一方、老人ホームでのぬり絵教室は、奥寺氏の作品の下絵を簡略化させた画材に入居者が着色していくもので、参加者の楽しみとともに、ぬり絵の継続による認知症の予防効果も期待されている。
こうした中、奥寺氏は、2度目の個展を、8月11日~15日まで阪神百貨店(大阪市北区)7階阪神美術画廊で、「奥寺正美絵画展ー幸せな絵合せー」をテーマに開催した。
今回の展示では、干支を題材とした新作や、関西の縁起物などおよそ30点がお披露目され、コロナ禍で沈みがちな閲覧者の気持ちを高揚させた。
作品コンセプトについて奥寺氏は、「私は、縁起物をテーマに、モチーフを別の何かに見立てたり、言葉遊びやだまし絵のような要素を取り入れています」と説明する。
その上で、「一見、全く関係のないモチーフの組み合わせに見えますが、言葉や形状が親しいことで作品を校正しています。このモチーフ同士にはどのような繋がりがあるのか謎解きながら作品を楽しんでいただければ幸いです」と訴求する。
今回のGalaxy Galleryシリーズー干支ーは、東洋の干支の星の配置が12星座(黄道十二宮)の星の配置に当たることをバックグラウンドに作成されたもの。
令和元年、奈良のキトラ遺跡の四神や十二支の壁画が国宝に指定された。日本を含めたアジアの諸国では「干支」を時間や方角に対応している他に占いとしても用いられた。天体の運行の法則は、農作物の収穫には欠かせないものであった。宇宙と自然の流れからそれぞれの動物たちの特徴に置き代っている。
奥寺氏は、「今回は、現代的にアレンジした干支と動植物の名前から由来された組み合わせをお楽しみください」と話す。
一方、関西の有名な縁起物の一つに、和歌山の熊野神社、京都の下鴨神社でお祀りされている「八咫烏」(ヤタガラス)がある。その八咫烏を描いたのが、「higher self bless breath」だ。

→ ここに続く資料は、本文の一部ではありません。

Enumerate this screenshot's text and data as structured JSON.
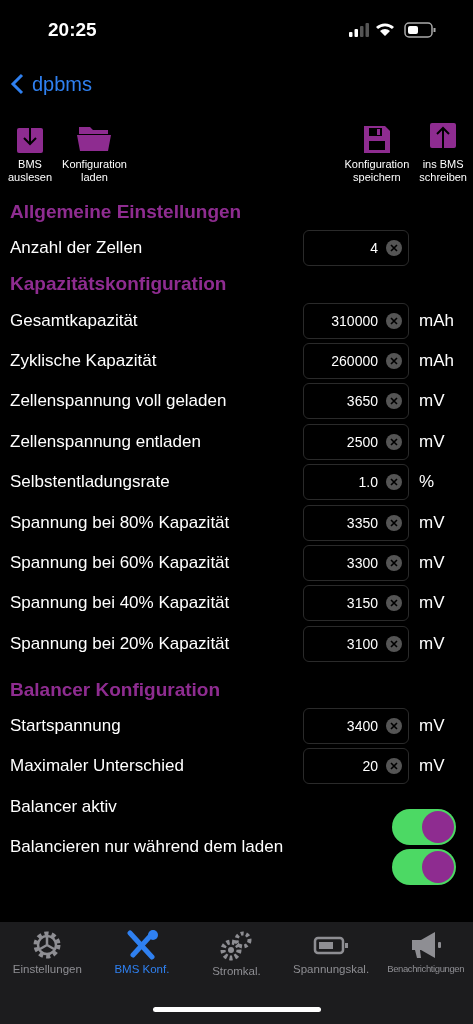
{
  "status_bar": {
    "time": "20:25"
  },
  "nav": {
    "back_label": "dpbms"
  },
  "toolbar": {
    "left": [
      {
        "kind": "download",
        "label": "BMS\nauslesen"
      },
      {
        "kind": "folder",
        "label": "Konfiguration\nladen"
      }
    ],
    "right": [
      {
        "kind": "save",
        "label": "Konfiguration\nspeichern"
      },
      {
        "kind": "upload",
        "label": "ins BMS\nschreiben"
      }
    ]
  },
  "sections": [
    {
      "title": "Allgemeine Einstellungen",
      "rows": [
        {
          "kind": "field",
          "label": "Anzahl der Zellen",
          "value": "4"
        }
      ]
    },
    {
      "title": "Kapazitätskonfiguration",
      "rows": [
        {
          "kind": "field",
          "label": "Gesamtkapazität",
          "value": "310000",
          "unit": "mAh"
        },
        {
          "kind": "field",
          "label": "Zyklische Kapazität",
          "value": "260000",
          "unit": "mAh"
        },
        {
          "kind": "field",
          "label": "Zellenspannung voll geladen",
          "value": "3650",
          "unit": "mV"
        },
        {
          "kind": "field",
          "label": "Zellenspannung entladen",
          "value": "2500",
          "unit": "mV"
        },
        {
          "kind": "field",
          "label": "Selbstentladungsrate",
          "value": "1.0",
          "unit": "%"
        },
        {
          "kind": "field",
          "label": "Spannung bei 80% Kapazität",
          "value": "3350",
          "unit": "mV"
        },
        {
          "kind": "field",
          "label": "Spannung bei 60% Kapazität",
          "value": "3300",
          "unit": "mV"
        },
        {
          "kind": "field",
          "label": "Spannung bei 40% Kapazität",
          "value": "3150",
          "unit": "mV"
        },
        {
          "kind": "field",
          "label": "Spannung bei 20% Kapazität",
          "value": "3100",
          "unit": "mV"
        }
      ]
    },
    {
      "title": "Balancer Konfiguration",
      "rows": [
        {
          "kind": "field",
          "label": "Startspannung",
          "value": "3400",
          "unit": "mV"
        },
        {
          "kind": "field",
          "label": "Maximaler Unterschied",
          "value": "20",
          "unit": "mV"
        },
        {
          "kind": "toggle",
          "label": "Balancer aktiv",
          "on": true
        },
        {
          "kind": "toggle",
          "label": "Balancieren nur während dem laden",
          "on": true
        }
      ]
    }
  ],
  "tab_bar": [
    {
      "kind": "gear",
      "label": "Einstellungen",
      "selected": false
    },
    {
      "kind": "tools",
      "label": "BMS Konf.",
      "selected": true
    },
    {
      "kind": "gears",
      "label": "Stromkal.",
      "selected": false
    },
    {
      "kind": "battery",
      "label": "Spannungskal.",
      "selected": false
    },
    {
      "kind": "megaphone",
      "label": "Benachrichtigungen",
      "selected": false
    }
  ]
}
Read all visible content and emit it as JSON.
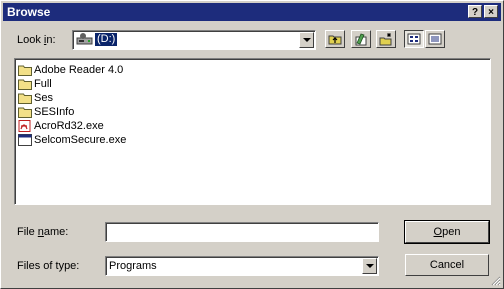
{
  "window": {
    "title": "Browse",
    "help_label": "?",
    "close_label": "×"
  },
  "lookin": {
    "label_pre": "Look ",
    "label_ul": "i",
    "label_post": "n:",
    "value": "(D:)"
  },
  "toolbar": {
    "buttons": [
      "up-one-level",
      "desktop",
      "create-new-folder",
      "list-view",
      "details-view"
    ]
  },
  "files": [
    {
      "name": "Adobe Reader 4.0",
      "icon": "folder-icon"
    },
    {
      "name": "Full",
      "icon": "folder-icon"
    },
    {
      "name": "Ses",
      "icon": "folder-icon"
    },
    {
      "name": "SESInfo",
      "icon": "folder-icon"
    },
    {
      "name": "AcroRd32.exe",
      "icon": "acrobat-exe-icon"
    },
    {
      "name": "SelcomSecure.exe",
      "icon": "application-exe-icon"
    }
  ],
  "filename": {
    "label_pre": "File ",
    "label_ul": "n",
    "label_post": "ame:",
    "value": ""
  },
  "filetype": {
    "label": "Files of type:",
    "value": "Programs"
  },
  "buttons": {
    "open_ul": "O",
    "open_rest": "pen",
    "cancel": "Cancel"
  },
  "colors": {
    "titlebar": "#1d2c7c",
    "face": "#d4d0c8",
    "selection": "#0a246a"
  }
}
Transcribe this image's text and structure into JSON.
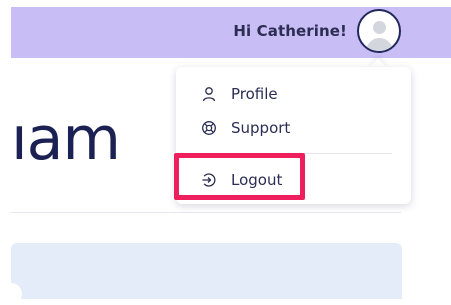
{
  "header": {
    "greeting": "Hi Catherine!",
    "avatar_icon": "user-avatar-icon"
  },
  "page": {
    "title_fragment": "ıam"
  },
  "user_menu": {
    "items": [
      {
        "label": "Profile",
        "icon": "user-icon"
      },
      {
        "label": "Support",
        "icon": "support-lifebuoy-icon"
      },
      {
        "label": "Logout",
        "icon": "logout-icon"
      }
    ]
  },
  "colors": {
    "header_bg": "#c9bdf6",
    "text_dark": "#2b2d52",
    "highlight": "#ef1f5e",
    "panel_bg": "#e3ecf8"
  }
}
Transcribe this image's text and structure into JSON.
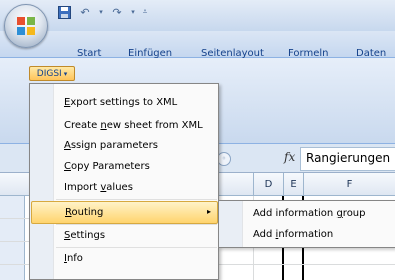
{
  "quick_access": {
    "icons": [
      "save-icon",
      "undo-icon",
      "redo-icon",
      "customize-icon"
    ]
  },
  "tabs": [
    "Start",
    "Einfügen",
    "Seitenlayout",
    "Formeln",
    "Daten"
  ],
  "addin": {
    "label": "DIGSI",
    "arrow": "▾"
  },
  "menu": {
    "items": [
      {
        "pre": "",
        "key": "E",
        "post": "xport settings to XML"
      },
      {
        "pre": "Create ",
        "key": "n",
        "post": "ew sheet from XML"
      },
      {
        "pre": "",
        "key": "A",
        "post": "ssign parameters"
      },
      {
        "pre": "",
        "key": "C",
        "post": "opy Parameters"
      },
      {
        "pre": "Import ",
        "key": "v",
        "post": "alues"
      },
      {
        "pre": "",
        "key": "R",
        "post": "outing"
      },
      {
        "pre": "",
        "key": "S",
        "post": "ettings"
      },
      {
        "pre": "",
        "key": "I",
        "post": "nfo"
      }
    ],
    "active_index": 5,
    "submenu_arrow": "▸"
  },
  "submenu": {
    "items": [
      {
        "pre": "Add information ",
        "key": "g",
        "post": "roup"
      },
      {
        "pre": "Add ",
        "key": "i",
        "post": "nformation"
      }
    ]
  },
  "formula": {
    "fx_label": "fx",
    "value": "Rangierungen"
  },
  "columns": [
    "D",
    "E",
    "F"
  ]
}
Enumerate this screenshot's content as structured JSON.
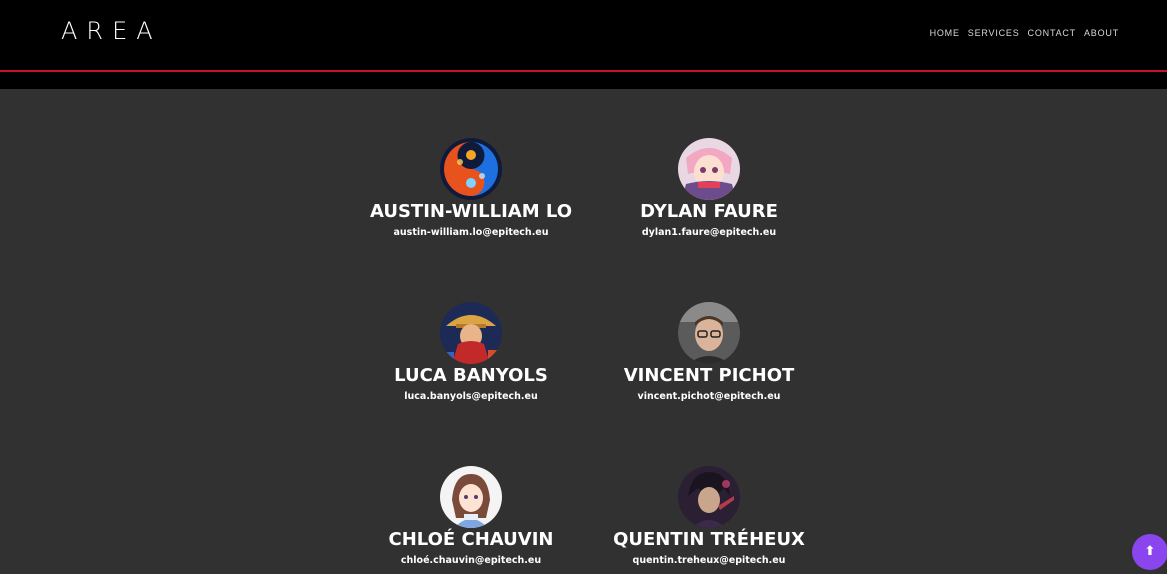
{
  "header": {
    "logo": "AREA",
    "nav": [
      "HOME",
      "SERVICES",
      "CONTACT",
      "ABOUT"
    ]
  },
  "team": [
    {
      "name": "AUSTIN-WILLIAM LO",
      "email": "austin-william.lo@epitech.eu"
    },
    {
      "name": "DYLAN FAURE",
      "email": "dylan1.faure@epitech.eu"
    },
    {
      "name": "LUCA BANYOLS",
      "email": "luca.banyols@epitech.eu"
    },
    {
      "name": "VINCENT PICHOT",
      "email": "vincent.pichot@epitech.eu"
    },
    {
      "name": "CHLOÉ CHAUVIN",
      "email": "chloé.chauvin@epitech.eu"
    },
    {
      "name": "QUENTIN TRÉHEUX",
      "email": "quentin.treheux@epitech.eu"
    }
  ],
  "scroll_top": {
    "icon": "arrow-up-icon",
    "glyph": "⬆"
  },
  "colors": {
    "header_bg": "#000000",
    "accent_line": "#c8102e",
    "page_bg": "#313131",
    "scroll_button": "#8b45ee"
  }
}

また、日本の九頭龍神伝説はたくさんあるが、その中でも最も多い伝説は、「嵐や毒を撒き、高僧が龍を懲らしめ、現れた場所を守護する善龍になる」という話だ。
特に、奈良の平城京の九頭龍伝説は、天然痘の元となる鬼を喰らうと木簡 に記述されている。人類が唯一克服したウィルスは、天然痘である。
また、アーキタイプシンボル研究文庫によれば、ドラゴンは天地創造と終末と結びついている。多くの神話では、世界の秩序はドラゴンを倒した後に生じるとされている。同様にドラゴンの力の復活が宇宙的状態への回帰を示すという。
龍は、四神(朱雀、白虎、青龍、玄武)の中では東西南北の「東」、四季では「春」を意味する。中国では秋になると淵の中に潜み、春には天に昇ると言われている。
「桜に龍 -draw dragon-」は、そのインスピレーションから桜を合わせた作品となっている。桜の全般的な花言葉は、「精神美」「優美な女性」「純潔」だ。
奥寺氏は、「精神美は、桜が日本の国花という位置づけから、日本国、そして日本人の品格を表すシンボルとして、美しさを託したではないでしょうか」と言ってほほ笑む。